Search code examples
pythonmachine-learningscikit-learnlogistic-regression

Inverse of prediction is correct in Scikit Learn Logistic Legression


In the following minimal reproducible dataset, I split a dataset into train and test dataset, fit a logistic regression to the training dataset with scikit learn and predict y based on the x_test.

However the y_pred or y predictions, are correct only if inversed (e.g 0 = 1, and 1 = 0) calculated like so: 1 - y_pred. Why is this the case? I cant figure out if it is something relating to the scaling of x (I have tried with and without the StandardScaler), something related to the logistic regression, or the accuacy score calculation.

In my larger dataset, this is also the case even when using different seeds as random state. I have also tried this Logistic Regression with the same result.

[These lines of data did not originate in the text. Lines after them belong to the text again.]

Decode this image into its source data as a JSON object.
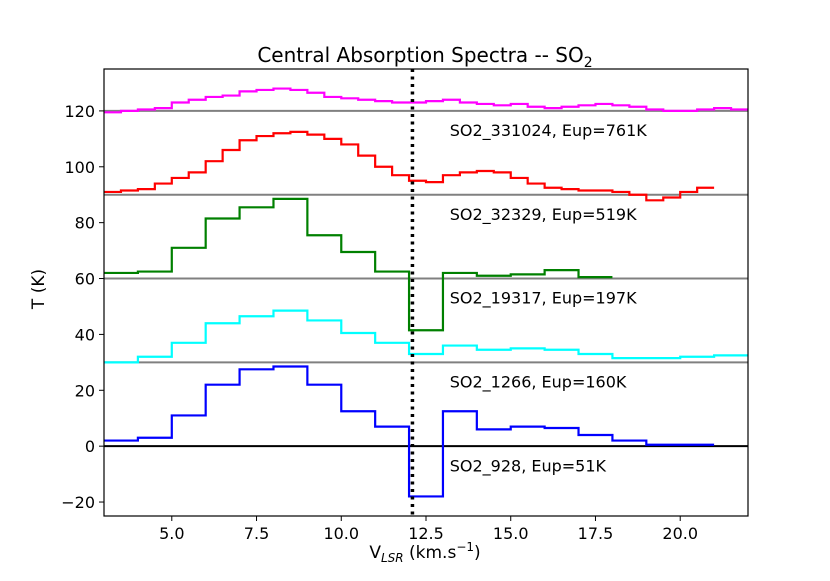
{
  "chart_data": {
    "type": "line",
    "step": true,
    "title": "Central Absorption Spectra -- SO",
    "title_subscript": "2",
    "xlabel_main": "V",
    "xlabel_sub": "LSR",
    "xlabel_units": " (km.s",
    "xlabel_sup": "−1",
    "xlabel_close": ")",
    "ylabel": "T (K)",
    "xlim": [
      3.0,
      22.0
    ],
    "ylim": [
      -25,
      135
    ],
    "xticks": [
      5.0,
      7.5,
      10.0,
      12.5,
      15.0,
      17.5,
      20.0
    ],
    "xtick_labels": [
      "5.0",
      "7.5",
      "10.0",
      "12.5",
      "15.0",
      "17.5",
      "20.0"
    ],
    "yticks": [
      -20,
      0,
      20,
      40,
      60,
      80,
      100,
      120
    ],
    "ytick_labels": [
      "−20",
      "0",
      "20",
      "40",
      "60",
      "80",
      "100",
      "120"
    ],
    "vline": {
      "x": 12.1,
      "style": "dotted",
      "color": "#000000"
    },
    "series": [
      {
        "name": "SO2_928, Eup=51K",
        "color": "#0000ff",
        "baseline": 0,
        "baseline_color": "#000000",
        "x": [
          3,
          4,
          5,
          6,
          7,
          8,
          9,
          10,
          11,
          12,
          13,
          14,
          15,
          16,
          17,
          18,
          19,
          20
        ],
        "y": [
          2,
          3,
          11,
          22,
          27.5,
          28.5,
          22,
          12.5,
          7,
          -18,
          12.5,
          6,
          7,
          6.5,
          4,
          2,
          0.5,
          0.5
        ],
        "x_end": 21
      },
      {
        "name": "SO2_1266, Eup=160K",
        "color": "#00ffff",
        "baseline": 30,
        "baseline_color": "#808080",
        "x": [
          3,
          4,
          5,
          6,
          7,
          8,
          9,
          10,
          11,
          12,
          13,
          14,
          15,
          16,
          17,
          18,
          19,
          20,
          21
        ],
        "y": [
          30,
          32,
          37,
          44,
          46.5,
          48.5,
          45,
          40.5,
          37,
          33,
          36,
          34.5,
          35,
          34.5,
          33,
          31.5,
          31.5,
          32,
          32.5
        ],
        "x_end": 22
      },
      {
        "name": "SO2_19317, Eup=197K",
        "color": "#008000",
        "baseline": 60,
        "baseline_color": "#808080",
        "x": [
          3,
          4,
          5,
          6,
          7,
          8,
          9,
          10,
          11,
          12,
          13,
          14,
          15,
          16,
          17
        ],
        "y": [
          62,
          62.5,
          71,
          81.5,
          85.5,
          88.5,
          75.5,
          69.5,
          62.5,
          41.5,
          62,
          61,
          61.5,
          63,
          60.5
        ],
        "x_end": 18
      },
      {
        "name": "SO2_32329, Eup=519K",
        "color": "#ff0000",
        "baseline": 90,
        "baseline_color": "#808080",
        "x": [
          3,
          3.5,
          4,
          4.5,
          5,
          5.5,
          6,
          6.5,
          7,
          7.5,
          8,
          8.5,
          9,
          9.5,
          10,
          10.5,
          11,
          11.5,
          12,
          12.5,
          13,
          13.5,
          14,
          14.5,
          15,
          15.5,
          16,
          16.5,
          17,
          17.5,
          18,
          18.5,
          19,
          19.5,
          20,
          20.5
        ],
        "y": [
          91,
          91.5,
          92,
          94,
          96,
          98,
          102,
          106,
          109.5,
          111,
          112,
          112.5,
          111.5,
          110,
          108,
          104,
          100,
          97,
          95,
          94.5,
          97,
          98,
          98.5,
          98,
          96,
          94,
          92.5,
          92,
          91.5,
          91.5,
          91,
          90,
          88,
          89,
          91,
          92.5
        ],
        "x_end": 21
      },
      {
        "name": "SO2_331024, Eup=761K",
        "color": "#ff00ff",
        "baseline": 120,
        "baseline_color": "#808080",
        "x": [
          3,
          3.5,
          4,
          4.5,
          5,
          5.5,
          6,
          6.5,
          7,
          7.5,
          8,
          8.5,
          9,
          9.5,
          10,
          10.5,
          11,
          11.5,
          12,
          12.5,
          13,
          13.5,
          14,
          14.5,
          15,
          15.5,
          16,
          16.5,
          17,
          17.5,
          18,
          18.5,
          19,
          19.5,
          20,
          20.5,
          21,
          21.5
        ],
        "y": [
          119.5,
          120,
          120.5,
          121,
          123,
          124,
          125,
          125.5,
          127,
          127.5,
          128,
          127.5,
          126.5,
          125,
          124.5,
          124,
          123.5,
          123,
          123,
          123.5,
          124,
          123,
          122.5,
          122,
          122.5,
          121.5,
          121,
          121.5,
          122,
          122.5,
          122,
          121.5,
          120.5,
          120,
          120,
          120.5,
          121,
          120.5
        ],
        "x_end": 22
      }
    ],
    "annotations": [
      {
        "text": "SO2_331024, Eup=761K",
        "x": 13.2,
        "y": 111
      },
      {
        "text": "SO2_32329, Eup=519K",
        "x": 13.2,
        "y": 81
      },
      {
        "text": "SO2_19317, Eup=197K",
        "x": 13.2,
        "y": 51
      },
      {
        "text": "SO2_1266, Eup=160K",
        "x": 13.2,
        "y": 21
      },
      {
        "text": "SO2_928, Eup=51K",
        "x": 13.2,
        "y": -9
      }
    ]
  }
}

EDIT as pointed out by @Nester it works without standard scaler for this minimal dataset. Larger dataset avaliable here, standardScaler does nothing on this larger dataset, I'll keep the OP smaller dataset as it might help in explaining the problem.

# imports
from sklearn.linear_model import LogisticRegression
from sklearn.model_selection import train_test_split
from sklearn.pipeline import make_pipeline
from sklearn.metrics import accuracy_score
from sklearn.preprocessing import StandardScaler

# small dataset
Y = [1, 0, 0, 0, 0, 1, 0, 1, 1, 0, 0, 0, 1, 1, 1, 0, 1, 1, 0]
X =[[0.38373581],[0.56824121],[0.39078066],[0.41532221],[0.3996311 ]
    ,[0.3455455 ],[0.55867358],[0.51977073],[0.51937625],[0.48718916]
    ,[0.37019272],[0.49478954],[0.37277804],[0.6108499 ],[0.39718093]
    ,[0.33776591],[0.36384773],[0.50663667],[0.3247984 ]]

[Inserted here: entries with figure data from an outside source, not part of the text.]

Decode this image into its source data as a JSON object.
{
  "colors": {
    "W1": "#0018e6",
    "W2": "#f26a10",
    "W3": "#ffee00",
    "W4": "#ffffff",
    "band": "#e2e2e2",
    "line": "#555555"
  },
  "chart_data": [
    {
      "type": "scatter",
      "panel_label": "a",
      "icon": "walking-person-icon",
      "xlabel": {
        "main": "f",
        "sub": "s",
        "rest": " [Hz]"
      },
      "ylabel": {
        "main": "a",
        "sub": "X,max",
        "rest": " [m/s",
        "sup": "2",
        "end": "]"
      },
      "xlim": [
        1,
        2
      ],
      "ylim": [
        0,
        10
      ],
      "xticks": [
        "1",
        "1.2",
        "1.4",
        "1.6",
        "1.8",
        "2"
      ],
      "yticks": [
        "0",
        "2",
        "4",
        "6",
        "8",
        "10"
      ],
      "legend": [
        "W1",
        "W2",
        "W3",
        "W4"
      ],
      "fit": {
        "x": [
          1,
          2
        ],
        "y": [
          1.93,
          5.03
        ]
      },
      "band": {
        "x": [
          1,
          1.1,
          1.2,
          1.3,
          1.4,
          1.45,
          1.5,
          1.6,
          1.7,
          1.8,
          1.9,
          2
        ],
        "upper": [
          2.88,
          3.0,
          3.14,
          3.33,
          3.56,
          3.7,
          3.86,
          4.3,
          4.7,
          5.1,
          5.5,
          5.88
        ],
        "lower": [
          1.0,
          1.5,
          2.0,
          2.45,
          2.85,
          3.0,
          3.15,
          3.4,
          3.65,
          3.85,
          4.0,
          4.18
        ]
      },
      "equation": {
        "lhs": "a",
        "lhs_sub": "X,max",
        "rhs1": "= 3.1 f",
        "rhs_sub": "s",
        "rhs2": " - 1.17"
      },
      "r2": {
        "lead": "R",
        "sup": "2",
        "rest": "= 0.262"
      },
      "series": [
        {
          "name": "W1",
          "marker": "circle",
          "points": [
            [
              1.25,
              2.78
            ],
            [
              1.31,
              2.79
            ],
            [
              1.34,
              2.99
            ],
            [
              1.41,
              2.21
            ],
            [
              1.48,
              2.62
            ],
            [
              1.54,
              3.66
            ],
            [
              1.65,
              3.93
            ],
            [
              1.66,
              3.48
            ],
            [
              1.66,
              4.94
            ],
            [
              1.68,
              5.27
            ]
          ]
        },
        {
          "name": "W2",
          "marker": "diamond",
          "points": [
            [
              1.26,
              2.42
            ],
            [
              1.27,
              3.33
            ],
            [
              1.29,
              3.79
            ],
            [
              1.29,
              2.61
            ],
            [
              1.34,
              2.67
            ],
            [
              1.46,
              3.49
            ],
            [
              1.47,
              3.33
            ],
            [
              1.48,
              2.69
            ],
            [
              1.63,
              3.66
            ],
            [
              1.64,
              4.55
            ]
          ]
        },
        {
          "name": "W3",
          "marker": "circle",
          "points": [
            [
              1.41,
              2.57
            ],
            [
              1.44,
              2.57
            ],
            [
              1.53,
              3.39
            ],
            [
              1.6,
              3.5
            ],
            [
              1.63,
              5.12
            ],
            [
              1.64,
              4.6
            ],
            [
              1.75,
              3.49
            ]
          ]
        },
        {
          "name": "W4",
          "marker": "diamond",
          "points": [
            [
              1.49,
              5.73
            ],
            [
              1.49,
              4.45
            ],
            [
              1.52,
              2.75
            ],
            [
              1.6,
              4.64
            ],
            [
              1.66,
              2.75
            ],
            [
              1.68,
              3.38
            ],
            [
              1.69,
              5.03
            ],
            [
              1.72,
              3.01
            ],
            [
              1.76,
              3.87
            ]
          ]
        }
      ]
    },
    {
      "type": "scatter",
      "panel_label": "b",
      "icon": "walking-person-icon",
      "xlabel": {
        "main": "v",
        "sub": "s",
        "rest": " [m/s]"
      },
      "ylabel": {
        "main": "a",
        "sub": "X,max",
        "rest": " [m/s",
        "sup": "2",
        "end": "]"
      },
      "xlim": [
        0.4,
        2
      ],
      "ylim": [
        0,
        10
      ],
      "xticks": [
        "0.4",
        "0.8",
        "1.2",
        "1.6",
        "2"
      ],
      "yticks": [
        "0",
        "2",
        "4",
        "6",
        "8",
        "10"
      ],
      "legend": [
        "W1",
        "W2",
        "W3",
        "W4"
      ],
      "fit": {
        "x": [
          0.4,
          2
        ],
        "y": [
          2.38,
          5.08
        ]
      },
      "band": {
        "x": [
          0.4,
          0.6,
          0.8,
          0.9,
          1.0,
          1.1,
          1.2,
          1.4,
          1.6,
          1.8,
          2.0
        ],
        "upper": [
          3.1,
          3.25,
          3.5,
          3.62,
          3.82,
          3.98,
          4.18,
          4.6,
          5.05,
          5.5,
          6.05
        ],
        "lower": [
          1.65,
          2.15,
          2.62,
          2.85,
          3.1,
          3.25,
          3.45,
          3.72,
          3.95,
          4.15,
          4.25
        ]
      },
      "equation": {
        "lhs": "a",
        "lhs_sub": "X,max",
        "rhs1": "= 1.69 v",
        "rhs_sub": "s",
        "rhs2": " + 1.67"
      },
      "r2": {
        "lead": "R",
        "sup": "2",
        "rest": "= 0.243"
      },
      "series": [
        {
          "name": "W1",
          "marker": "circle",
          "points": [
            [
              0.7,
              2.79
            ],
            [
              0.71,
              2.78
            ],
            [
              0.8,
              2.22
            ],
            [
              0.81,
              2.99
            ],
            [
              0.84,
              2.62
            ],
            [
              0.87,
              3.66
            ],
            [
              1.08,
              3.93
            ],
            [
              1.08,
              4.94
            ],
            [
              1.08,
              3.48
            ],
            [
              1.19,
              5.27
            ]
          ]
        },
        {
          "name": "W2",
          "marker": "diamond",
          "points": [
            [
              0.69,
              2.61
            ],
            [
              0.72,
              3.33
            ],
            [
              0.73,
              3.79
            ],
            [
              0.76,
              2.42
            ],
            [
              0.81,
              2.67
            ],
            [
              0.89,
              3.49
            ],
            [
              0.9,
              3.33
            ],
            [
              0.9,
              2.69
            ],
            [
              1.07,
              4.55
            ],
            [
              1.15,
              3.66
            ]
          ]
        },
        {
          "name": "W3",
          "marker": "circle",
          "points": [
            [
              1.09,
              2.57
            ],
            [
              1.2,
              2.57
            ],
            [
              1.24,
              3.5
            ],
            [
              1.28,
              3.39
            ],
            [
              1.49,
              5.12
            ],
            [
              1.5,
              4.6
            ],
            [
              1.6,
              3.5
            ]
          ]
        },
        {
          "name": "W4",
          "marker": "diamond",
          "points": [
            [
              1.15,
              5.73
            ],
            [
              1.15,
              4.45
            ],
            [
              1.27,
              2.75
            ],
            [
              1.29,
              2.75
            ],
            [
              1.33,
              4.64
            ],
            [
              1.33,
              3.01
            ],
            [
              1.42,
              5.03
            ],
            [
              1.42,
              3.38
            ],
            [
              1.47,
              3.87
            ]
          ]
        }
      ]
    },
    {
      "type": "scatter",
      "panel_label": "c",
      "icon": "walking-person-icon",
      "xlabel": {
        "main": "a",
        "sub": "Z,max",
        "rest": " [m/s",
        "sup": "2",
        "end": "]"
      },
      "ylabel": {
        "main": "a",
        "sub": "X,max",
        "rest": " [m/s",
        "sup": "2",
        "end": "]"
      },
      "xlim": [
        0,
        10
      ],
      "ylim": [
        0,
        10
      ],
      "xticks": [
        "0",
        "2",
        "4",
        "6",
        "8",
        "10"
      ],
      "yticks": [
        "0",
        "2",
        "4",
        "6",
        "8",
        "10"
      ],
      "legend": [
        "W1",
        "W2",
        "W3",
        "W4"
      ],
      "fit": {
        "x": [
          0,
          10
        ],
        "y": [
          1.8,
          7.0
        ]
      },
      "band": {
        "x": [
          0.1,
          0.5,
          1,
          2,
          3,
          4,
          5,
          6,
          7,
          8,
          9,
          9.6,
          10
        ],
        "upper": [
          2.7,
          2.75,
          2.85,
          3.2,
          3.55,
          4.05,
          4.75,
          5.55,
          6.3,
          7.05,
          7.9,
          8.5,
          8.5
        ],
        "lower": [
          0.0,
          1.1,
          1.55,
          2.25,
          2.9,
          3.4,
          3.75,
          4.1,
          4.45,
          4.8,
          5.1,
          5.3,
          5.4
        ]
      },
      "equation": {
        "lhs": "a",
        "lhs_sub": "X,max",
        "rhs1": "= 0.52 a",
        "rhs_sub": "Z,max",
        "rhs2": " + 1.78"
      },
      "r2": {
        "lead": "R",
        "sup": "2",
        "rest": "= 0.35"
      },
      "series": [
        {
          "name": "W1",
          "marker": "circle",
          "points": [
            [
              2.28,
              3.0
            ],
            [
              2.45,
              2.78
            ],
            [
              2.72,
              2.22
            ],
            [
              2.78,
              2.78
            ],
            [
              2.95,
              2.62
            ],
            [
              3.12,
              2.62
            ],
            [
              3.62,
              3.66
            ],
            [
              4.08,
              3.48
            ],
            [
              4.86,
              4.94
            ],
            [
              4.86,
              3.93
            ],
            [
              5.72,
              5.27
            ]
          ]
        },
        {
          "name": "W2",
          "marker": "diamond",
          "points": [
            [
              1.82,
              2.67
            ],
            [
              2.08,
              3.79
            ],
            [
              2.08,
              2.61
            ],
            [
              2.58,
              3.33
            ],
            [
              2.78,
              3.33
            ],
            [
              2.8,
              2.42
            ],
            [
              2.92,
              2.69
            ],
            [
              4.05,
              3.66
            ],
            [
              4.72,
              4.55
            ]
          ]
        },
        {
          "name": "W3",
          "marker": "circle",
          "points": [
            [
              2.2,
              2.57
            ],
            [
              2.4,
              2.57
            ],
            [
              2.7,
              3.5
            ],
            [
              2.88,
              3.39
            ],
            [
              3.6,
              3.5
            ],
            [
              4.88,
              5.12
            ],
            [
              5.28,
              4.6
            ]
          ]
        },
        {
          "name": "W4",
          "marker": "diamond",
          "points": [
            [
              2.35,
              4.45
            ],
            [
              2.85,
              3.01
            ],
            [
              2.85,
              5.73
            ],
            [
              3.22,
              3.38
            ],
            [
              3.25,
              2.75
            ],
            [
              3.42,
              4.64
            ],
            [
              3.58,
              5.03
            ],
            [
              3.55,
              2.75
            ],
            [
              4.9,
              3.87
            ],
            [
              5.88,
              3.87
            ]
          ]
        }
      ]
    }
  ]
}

x_train, x_test, y_train, y_test = train_test_split(X, Y, test_size=0.15, random_state=42, stratify=Y)
clf = make_pipeline(StandardScaler(), LogisticRegression())
clf.fit(x_train, y_train)
y_pred = clf.predict(x_test)

y_pred = 1 - y_pred #          <- why?

accuracy_score(y_test,y_pred)
1.0

Larger dataset accuracy:

accuracy_score(y_test,y_pred)
0.7  # if inversed

thanks for reading


Solution

  • X and Y does not have any relationship at all. Hence, the model is performing poorly. There is reason to say that 1-pred is performing better. If you have more than two classes, then situation would be even more worse.

    %matplotlib inline 
    x_train, x_test, y_train, y_test = train_test_split(X, Y, test_size=0.15,  stratify=Y)
    clf = make_pipeline(StandardScaler(), LogisticRegression())
    clf.fit(x_train, y_train)
    import matplotlib.pyplot as plt
    plt.scatter(clf.named_steps['standardscaler'].transform(x_train),y_train)
    plt.scatter(clf.named_steps['standardscaler'].transform(x_test),y_test)
    print(clf.score(x_test,y_test))
    

    enter image description here

    The relationship is same for your bigger dataset as well.

    enter image description here

    Try to identify other features, which can help you in predicting Y.